6:20 a.m.: The World Health Organization said there was a 7% rise in new coronavirus cases across Europe last week, the only region in the world where cases increased.

In its weekly assessment of the pandemic released late Tuesday, the U.N. health agency said there were about 2.7 million new COVID-19 cases and more than 46,000 deaths last week, similar to the numbers reported the previous week. Britain, Russia and Turkey accounted for the most cases.

The biggest drop in COVID-19 cases were seen in Africa and the Western Pacific, where infections fell by about 18% and 16%, respectively. The number of deaths in Africa also declined by about a quarter, despite the dire shortage of vaccines on the continent. Other regions including the Americas and the Middle East, reported similar numbers to the previous week, WHO said.

But for the third consecutive week, coronavirus cases have jumped in Europe, with about 1.3 million new cases. More than half of countries in the region reported a rise in their COVID-19 numbers, WHO said.

In the past week, Russia has repeatedly broken new daily records for COVID-19 cases and the number of infections in the U.K. has surged to levels not seen since mid-July.

6:19 a.m.: Statistics Canada is scheduled to say this morning what the country’s headline inflation barometer registered in September.

The consumer price index in August rose 4.1 per cent compared with the same month one year earlier, marking the largest year-over-year increase since March 2003.

The pace of increases in August reflected the rebound in prices from the lows witnessed one year earlier, a surge in consumer demand and supply-chain bottlenecks that have driven up transport costs being passed on to buyers.

RBC economists Nathan Janzen and Claire Fan say they expect to see an annual inflation rate of 4.2 per cent in September with home and gasoline costs as key drivers.

They also write in a note that supply-chain issues may be more persistent and over time fuel higher, longer-run inflation expectations for households and businesses.

Bank of Canada governor Tiff Macklem has said the central bank would act to rein in inflation if the current bout of price increases look to become more than one-off pressure points.

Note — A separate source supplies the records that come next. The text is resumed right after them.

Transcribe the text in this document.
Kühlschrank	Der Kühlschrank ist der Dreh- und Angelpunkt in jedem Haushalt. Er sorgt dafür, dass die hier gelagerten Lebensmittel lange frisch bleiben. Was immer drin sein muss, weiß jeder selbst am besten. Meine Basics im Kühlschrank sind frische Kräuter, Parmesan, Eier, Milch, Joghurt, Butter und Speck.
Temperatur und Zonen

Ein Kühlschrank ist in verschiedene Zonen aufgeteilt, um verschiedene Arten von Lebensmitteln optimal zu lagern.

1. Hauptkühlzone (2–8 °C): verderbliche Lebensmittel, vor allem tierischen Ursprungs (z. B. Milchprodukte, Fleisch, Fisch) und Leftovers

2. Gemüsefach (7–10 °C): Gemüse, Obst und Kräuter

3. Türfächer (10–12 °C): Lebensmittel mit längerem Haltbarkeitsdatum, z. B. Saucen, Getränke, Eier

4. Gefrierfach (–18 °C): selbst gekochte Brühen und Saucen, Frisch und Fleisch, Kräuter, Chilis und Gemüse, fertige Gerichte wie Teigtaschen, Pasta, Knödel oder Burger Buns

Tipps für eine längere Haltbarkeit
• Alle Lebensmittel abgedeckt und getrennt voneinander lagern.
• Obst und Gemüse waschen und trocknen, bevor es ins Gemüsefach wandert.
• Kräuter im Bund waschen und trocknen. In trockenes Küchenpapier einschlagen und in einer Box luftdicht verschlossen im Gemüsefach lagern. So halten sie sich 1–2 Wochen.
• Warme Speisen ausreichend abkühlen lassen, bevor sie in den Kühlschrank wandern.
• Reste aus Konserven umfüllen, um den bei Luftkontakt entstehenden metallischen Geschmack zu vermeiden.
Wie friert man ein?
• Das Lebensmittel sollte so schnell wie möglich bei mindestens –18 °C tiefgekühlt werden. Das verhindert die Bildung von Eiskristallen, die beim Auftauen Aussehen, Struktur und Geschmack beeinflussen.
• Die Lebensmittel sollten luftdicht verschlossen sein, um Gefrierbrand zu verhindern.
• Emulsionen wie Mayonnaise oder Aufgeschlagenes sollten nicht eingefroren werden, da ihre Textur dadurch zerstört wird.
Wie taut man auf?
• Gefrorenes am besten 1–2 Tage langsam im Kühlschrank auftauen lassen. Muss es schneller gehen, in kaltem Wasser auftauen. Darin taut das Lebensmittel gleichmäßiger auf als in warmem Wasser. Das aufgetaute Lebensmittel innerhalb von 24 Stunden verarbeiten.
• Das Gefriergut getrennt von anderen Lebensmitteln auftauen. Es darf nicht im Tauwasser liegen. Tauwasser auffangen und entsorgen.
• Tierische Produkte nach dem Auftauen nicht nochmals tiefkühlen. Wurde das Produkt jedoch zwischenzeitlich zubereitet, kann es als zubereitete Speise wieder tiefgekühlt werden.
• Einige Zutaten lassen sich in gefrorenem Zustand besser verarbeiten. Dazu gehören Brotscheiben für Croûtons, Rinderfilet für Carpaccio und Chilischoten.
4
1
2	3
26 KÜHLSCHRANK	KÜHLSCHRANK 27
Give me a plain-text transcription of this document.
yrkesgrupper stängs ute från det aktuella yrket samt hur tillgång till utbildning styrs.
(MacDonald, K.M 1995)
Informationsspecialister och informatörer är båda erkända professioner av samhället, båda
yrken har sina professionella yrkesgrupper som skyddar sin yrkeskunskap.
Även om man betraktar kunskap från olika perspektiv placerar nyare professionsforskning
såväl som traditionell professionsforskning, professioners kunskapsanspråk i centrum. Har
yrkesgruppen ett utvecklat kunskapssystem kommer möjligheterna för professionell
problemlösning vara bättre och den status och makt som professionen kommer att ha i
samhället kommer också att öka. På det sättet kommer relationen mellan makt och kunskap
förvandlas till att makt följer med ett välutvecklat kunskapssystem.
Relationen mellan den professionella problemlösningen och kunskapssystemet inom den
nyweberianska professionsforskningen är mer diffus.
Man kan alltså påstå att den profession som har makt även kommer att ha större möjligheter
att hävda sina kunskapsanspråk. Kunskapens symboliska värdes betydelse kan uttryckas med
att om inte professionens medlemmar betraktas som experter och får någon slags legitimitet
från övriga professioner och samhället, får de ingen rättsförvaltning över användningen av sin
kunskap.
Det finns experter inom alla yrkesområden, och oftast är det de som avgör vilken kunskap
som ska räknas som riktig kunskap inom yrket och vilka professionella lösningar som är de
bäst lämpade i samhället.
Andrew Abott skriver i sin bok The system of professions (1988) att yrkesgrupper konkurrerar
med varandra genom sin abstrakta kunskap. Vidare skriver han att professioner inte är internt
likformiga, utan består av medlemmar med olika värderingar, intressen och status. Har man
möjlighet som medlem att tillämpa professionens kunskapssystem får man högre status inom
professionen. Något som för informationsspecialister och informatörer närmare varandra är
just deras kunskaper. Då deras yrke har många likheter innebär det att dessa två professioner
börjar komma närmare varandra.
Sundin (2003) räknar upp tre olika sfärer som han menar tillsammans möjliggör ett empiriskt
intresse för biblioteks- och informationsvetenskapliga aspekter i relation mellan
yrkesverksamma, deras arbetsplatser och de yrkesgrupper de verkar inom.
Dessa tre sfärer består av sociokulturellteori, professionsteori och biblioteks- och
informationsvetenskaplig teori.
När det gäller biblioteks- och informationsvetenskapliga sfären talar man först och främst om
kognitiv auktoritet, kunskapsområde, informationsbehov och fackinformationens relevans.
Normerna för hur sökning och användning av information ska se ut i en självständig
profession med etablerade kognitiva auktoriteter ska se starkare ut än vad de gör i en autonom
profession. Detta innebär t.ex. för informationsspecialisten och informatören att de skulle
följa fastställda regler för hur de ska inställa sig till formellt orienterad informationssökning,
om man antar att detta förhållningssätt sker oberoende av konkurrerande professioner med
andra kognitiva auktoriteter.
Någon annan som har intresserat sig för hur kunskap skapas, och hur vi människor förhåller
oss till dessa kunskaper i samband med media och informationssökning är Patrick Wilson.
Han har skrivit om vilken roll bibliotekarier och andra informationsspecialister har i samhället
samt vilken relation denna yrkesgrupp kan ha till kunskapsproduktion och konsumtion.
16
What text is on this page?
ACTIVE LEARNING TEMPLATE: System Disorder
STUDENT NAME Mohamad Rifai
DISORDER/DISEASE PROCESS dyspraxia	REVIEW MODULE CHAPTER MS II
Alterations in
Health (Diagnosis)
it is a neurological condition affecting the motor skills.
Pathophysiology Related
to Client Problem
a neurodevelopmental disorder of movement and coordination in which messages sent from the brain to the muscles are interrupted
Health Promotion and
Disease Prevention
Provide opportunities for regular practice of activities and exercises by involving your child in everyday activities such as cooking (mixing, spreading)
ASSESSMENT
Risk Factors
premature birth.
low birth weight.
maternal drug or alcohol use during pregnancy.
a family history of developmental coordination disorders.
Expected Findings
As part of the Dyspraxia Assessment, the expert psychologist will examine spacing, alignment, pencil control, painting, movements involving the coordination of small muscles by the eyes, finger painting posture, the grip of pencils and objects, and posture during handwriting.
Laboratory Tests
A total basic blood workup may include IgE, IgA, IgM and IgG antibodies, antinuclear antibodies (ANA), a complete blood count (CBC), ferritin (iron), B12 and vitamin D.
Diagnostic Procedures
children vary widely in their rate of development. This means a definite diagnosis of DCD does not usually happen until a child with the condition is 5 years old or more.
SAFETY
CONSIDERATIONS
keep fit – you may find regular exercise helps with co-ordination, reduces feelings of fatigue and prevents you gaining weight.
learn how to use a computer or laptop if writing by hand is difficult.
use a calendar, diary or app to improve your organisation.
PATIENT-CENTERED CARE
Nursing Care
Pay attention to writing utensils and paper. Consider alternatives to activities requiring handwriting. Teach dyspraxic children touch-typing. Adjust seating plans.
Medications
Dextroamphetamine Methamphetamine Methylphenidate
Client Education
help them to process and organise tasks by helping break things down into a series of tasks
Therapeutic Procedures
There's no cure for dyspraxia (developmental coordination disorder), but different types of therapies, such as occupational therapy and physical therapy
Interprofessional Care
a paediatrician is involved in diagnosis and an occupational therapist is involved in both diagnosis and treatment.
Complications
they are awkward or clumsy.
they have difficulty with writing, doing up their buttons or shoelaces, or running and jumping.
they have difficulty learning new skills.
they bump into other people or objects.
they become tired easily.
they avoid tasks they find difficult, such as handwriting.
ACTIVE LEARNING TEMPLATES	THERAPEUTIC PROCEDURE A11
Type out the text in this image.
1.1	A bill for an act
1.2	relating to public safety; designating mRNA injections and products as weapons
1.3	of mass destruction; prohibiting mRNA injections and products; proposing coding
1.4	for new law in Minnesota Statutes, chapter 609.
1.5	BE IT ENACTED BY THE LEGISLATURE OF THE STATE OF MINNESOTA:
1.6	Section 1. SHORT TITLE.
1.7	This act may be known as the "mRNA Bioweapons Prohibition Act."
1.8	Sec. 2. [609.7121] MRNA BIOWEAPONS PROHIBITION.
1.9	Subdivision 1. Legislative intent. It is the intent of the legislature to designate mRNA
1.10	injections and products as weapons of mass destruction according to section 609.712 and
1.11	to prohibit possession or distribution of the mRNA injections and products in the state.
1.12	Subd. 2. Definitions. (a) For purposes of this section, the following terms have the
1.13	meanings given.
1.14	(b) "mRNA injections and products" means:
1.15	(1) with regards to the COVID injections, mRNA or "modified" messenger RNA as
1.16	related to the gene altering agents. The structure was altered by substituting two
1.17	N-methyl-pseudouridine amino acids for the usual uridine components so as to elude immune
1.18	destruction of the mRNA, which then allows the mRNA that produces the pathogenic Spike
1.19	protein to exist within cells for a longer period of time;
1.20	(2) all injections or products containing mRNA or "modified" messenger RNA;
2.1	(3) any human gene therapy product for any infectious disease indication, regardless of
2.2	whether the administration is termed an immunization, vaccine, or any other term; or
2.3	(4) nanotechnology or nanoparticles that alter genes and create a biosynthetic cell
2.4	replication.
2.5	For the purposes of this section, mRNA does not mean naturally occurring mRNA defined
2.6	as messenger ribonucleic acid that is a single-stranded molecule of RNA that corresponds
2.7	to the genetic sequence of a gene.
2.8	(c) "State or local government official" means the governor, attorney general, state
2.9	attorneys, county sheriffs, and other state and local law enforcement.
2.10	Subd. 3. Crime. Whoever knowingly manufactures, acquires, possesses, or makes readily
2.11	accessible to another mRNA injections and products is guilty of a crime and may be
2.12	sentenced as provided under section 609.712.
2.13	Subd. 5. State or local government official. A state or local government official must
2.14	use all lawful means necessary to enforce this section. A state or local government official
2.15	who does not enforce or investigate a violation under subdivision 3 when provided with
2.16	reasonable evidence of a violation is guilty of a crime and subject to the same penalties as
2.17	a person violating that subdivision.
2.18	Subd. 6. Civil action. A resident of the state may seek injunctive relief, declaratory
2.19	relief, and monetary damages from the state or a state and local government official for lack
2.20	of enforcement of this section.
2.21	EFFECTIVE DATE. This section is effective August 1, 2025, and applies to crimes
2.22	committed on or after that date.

6:18 a.m.: It’s a scary Halloween season for retailers that are scrambling to stock their shelves in time for the holiday.

Geoff Waszek, owner of Candy’s Costume Shop in Toronto, said he was wary of placing orders in January, as is customary in the industry for Halloween, out of fears that another lockdown would cancel the festivities.

Once he did start ordering, Waszek said he had to scrounge to source stock from a patchwork of suppliers who were struggling with supply chain issues.

U.S.-based, which ships directly to Canadian consumers, said many of the goods they ordered won’t even arrive until after the holiday.

Spokeswoman Ashley Theis said the company will just have to use the late items as stock for next year.

The retailers said supply shortages made it difficult to bounce back from a dismal 2020, when many didn’t celebrate Halloween because of high COVID-19 numbers. This year, however, Waszek says he’s happy to see how excited people are to celebrate the holiday again.

6:15 a.m.: Prime Minister Justin Trudeau will continue today consulting with opposition leaders about how the House of Commons should resume work and what the priorities should be once it is back in operation.

He is scheduled to have separate phone conversations with Conservative Leader Erin O’Toole, NDP Leader Jagmeet Singh and the parliamentary leader of the Greens, Elizabeth May.

On Tuesday, he exchanged ideas on the resumption of Parliament with Bloc Québécois Leader Yves-Francois Blanchet.

First on the agenda is whether the House of Commons should resume the hybrid sittings adopted to get through the COVID-19 pandemic or return to normal in-person operations.

That is likely to be a testy topic with O’Toole in the wake of a decision Tuesday by the multi-party board of internal economy to allow only fully vaccinated individuals to have admittance to the House of Commons precinct.

The Liberals, Bloc Québécois and NDP all support mandatory vaccinations and have said all their MPs have had two shots of approved vaccines; but O’Toole has refused to say whether all his 118 MPs are fully vaccinated and has opposed making it mandatory.